Speaking at the Remembrance Day event at Taiwan Prisoner of War Memorial Park, Oudkirk said it was an honor to be a part of remembering the POWs held in Taiwan during World War II.
Most of the soldiers, sailors and aviators who were prisoners at the former Kinkaseki POW camp in Jinguashi (金瓜石) were captured during the earliest battles of the Pacific War, Oudkirk said.
Photo: CNA
Kinkaseki was one of the most notorious Japanese prison camps of the war.
These Allied soldiers struck the first blow in protecting liberty and democracy and paid the price with their sacrifice, but their bravery helped to lay the foundation for the ultimate victory, she said.

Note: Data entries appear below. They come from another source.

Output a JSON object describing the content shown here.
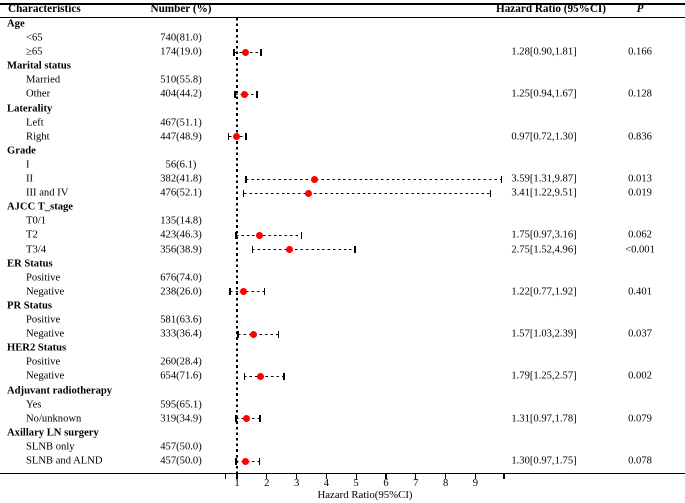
{
  "header": {
    "characteristics": "Characteristics",
    "number": "Number (%)",
    "hazard_ratio": "Hazard Ratio (95%CI)",
    "p": "P"
  },
  "axis": {
    "title": "Hazard Ratio(95%CI)",
    "ticks": [
      1,
      2,
      3,
      4,
      5,
      6,
      7,
      8,
      9
    ],
    "min": 0.61,
    "max": 9.96,
    "ref_line": 1
  },
  "colors": {
    "marker": "#fe0000",
    "line": "#000000",
    "text": "#000000"
  },
  "chart_data": {
    "type": "scatter",
    "variant": "forest-plot",
    "title": "",
    "xlabel": "Hazard Ratio(95%CI)",
    "xlim": [
      0.61,
      9.96
    ],
    "reference_x": 1,
    "grid": false,
    "rows": [
      {
        "label": "Age",
        "group": true
      },
      {
        "label": "<65",
        "number": "740(81.0)"
      },
      {
        "label": "≥65",
        "number": "174(19.0)",
        "hr": 1.28,
        "lo": 0.9,
        "hi": 1.81,
        "hr_text": "1.28[0.90,1.81]",
        "p": "0.166"
      },
      {
        "label": "Marital status",
        "group": true
      },
      {
        "label": "Married",
        "number": "510(55.8)"
      },
      {
        "label": "Other",
        "number": "404(44.2)",
        "hr": 1.25,
        "lo": 0.94,
        "hi": 1.67,
        "hr_text": "1.25[0.94,1.67]",
        "p": "0.128"
      },
      {
        "label": "Laterality",
        "group": true
      },
      {
        "label": "Left",
        "number": "467(51.1)"
      },
      {
        "label": "Right",
        "number": "447(48.9)",
        "hr": 0.97,
        "lo": 0.72,
        "hi": 1.3,
        "hr_text": "0.97[0.72,1.30]",
        "p": "0.836"
      },
      {
        "label": "Grade",
        "group": true
      },
      {
        "label": "I",
        "number": "56(6.1)"
      },
      {
        "label": "II",
        "number": "382(41.8)",
        "hr": 3.59,
        "lo": 1.31,
        "hi": 9.87,
        "hr_text": "3.59[1.31,9.87]",
        "p": "0.013"
      },
      {
        "label": "III and IV",
        "number": "476(52.1)",
        "hr": 3.41,
        "lo": 1.22,
        "hi": 9.51,
        "hr_text": "3.41[1.22,9.51]",
        "p": "0.019"
      },
      {
        "label": "AJCC T_stage",
        "group": true
      },
      {
        "label": "T0/1",
        "number": "135(14.8)"
      },
      {
        "label": "T2",
        "number": "423(46.3)",
        "hr": 1.75,
        "lo": 0.97,
        "hi": 3.16,
        "hr_text": "1.75[0.97,3.16]",
        "p": "0.062"
      },
      {
        "label": "T3/4",
        "number": "356(38.9)",
        "hr": 2.75,
        "lo": 1.52,
        "hi": 4.96,
        "hr_text": "2.75[1.52,4.96]",
        "p": "<0.001"
      },
      {
        "label": "ER Status",
        "group": true
      },
      {
        "label": "Positive",
        "number": "676(74.0)"
      },
      {
        "label": "Negative",
        "number": "238(26.0)",
        "hr": 1.22,
        "lo": 0.77,
        "hi": 1.92,
        "hr_text": "1.22[0.77,1.92]",
        "p": "0.401"
      },
      {
        "label": "PR Status",
        "group": true
      },
      {
        "label": "Positive",
        "number": "581(63.6)"
      },
      {
        "label": "Negative",
        "number": "333(36.4)",
        "hr": 1.57,
        "lo": 1.03,
        "hi": 2.39,
        "hr_text": "1.57[1.03,2.39]",
        "p": "0.037"
      },
      {
        "label": "HER2 Status",
        "group": true
      },
      {
        "label": "Positive",
        "number": "260(28.4)"
      },
      {
        "label": "Negative",
        "number": "654(71.6)",
        "hr": 1.79,
        "lo": 1.25,
        "hi": 2.57,
        "hr_text": "1.79[1.25,2.57]",
        "p": "0.002"
      },
      {
        "label": "Adjuvant radiotherapy",
        "group": true
      },
      {
        "label": "Yes",
        "number": "595(65.1)"
      },
      {
        "label": "No/unknown",
        "number": "319(34.9)",
        "hr": 1.31,
        "lo": 0.97,
        "hi": 1.78,
        "hr_text": "1.31[0.97,1.78]",
        "p": "0.079"
      },
      {
        "label": "Axillary LN surgery",
        "group": true
      },
      {
        "label": "SLNB only",
        "number": "457(50.0)"
      },
      {
        "label": "SLNB and ALND",
        "number": "457(50.0)",
        "hr": 1.3,
        "lo": 0.97,
        "hi": 1.75,
        "hr_text": "1.30[0.97,1.75]",
        "p": "0.078"
      }
    ]
  }
}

“As we remember the Allied prisoners of war, we must remember the ideals they fought and died for,” she said. “We owe them a debt that can never be repaid, and which must never be forgotten.”
Oudkirk was among several foreign envoys that participated in the event, including Canadian Trade Office in Taipei Executive Director Jordan Reeves, British Representative to Taiwan John Dennis and New Zealand Commerce and Industry Office Interim Director Stephanie Lee.
The memorial featured speeches from foreign representatives and the Veterans Affairs Council, as well as readings and remembrances from former POWs, family members and friends. It concluded with a wreath-laying ceremony at the Kinkaseki Prisoner of War Memorial.
According to the Taiwan POW Camps Memorial Society, which organizes the event, the ceremony takes place every year in November on the weekend closest to the 11th to remember those held in the prison camps in Taiwan during World War II.
More than 4,000 POWs, including soldiers from Australia, the Netherlands, the UK and the US, were held at 17 camps or related facilities set up by the Japanese Imperial Army in Taiwan between 1942 and 1945, according to the society.
Up to 42 percent of them were killed or died in captivity.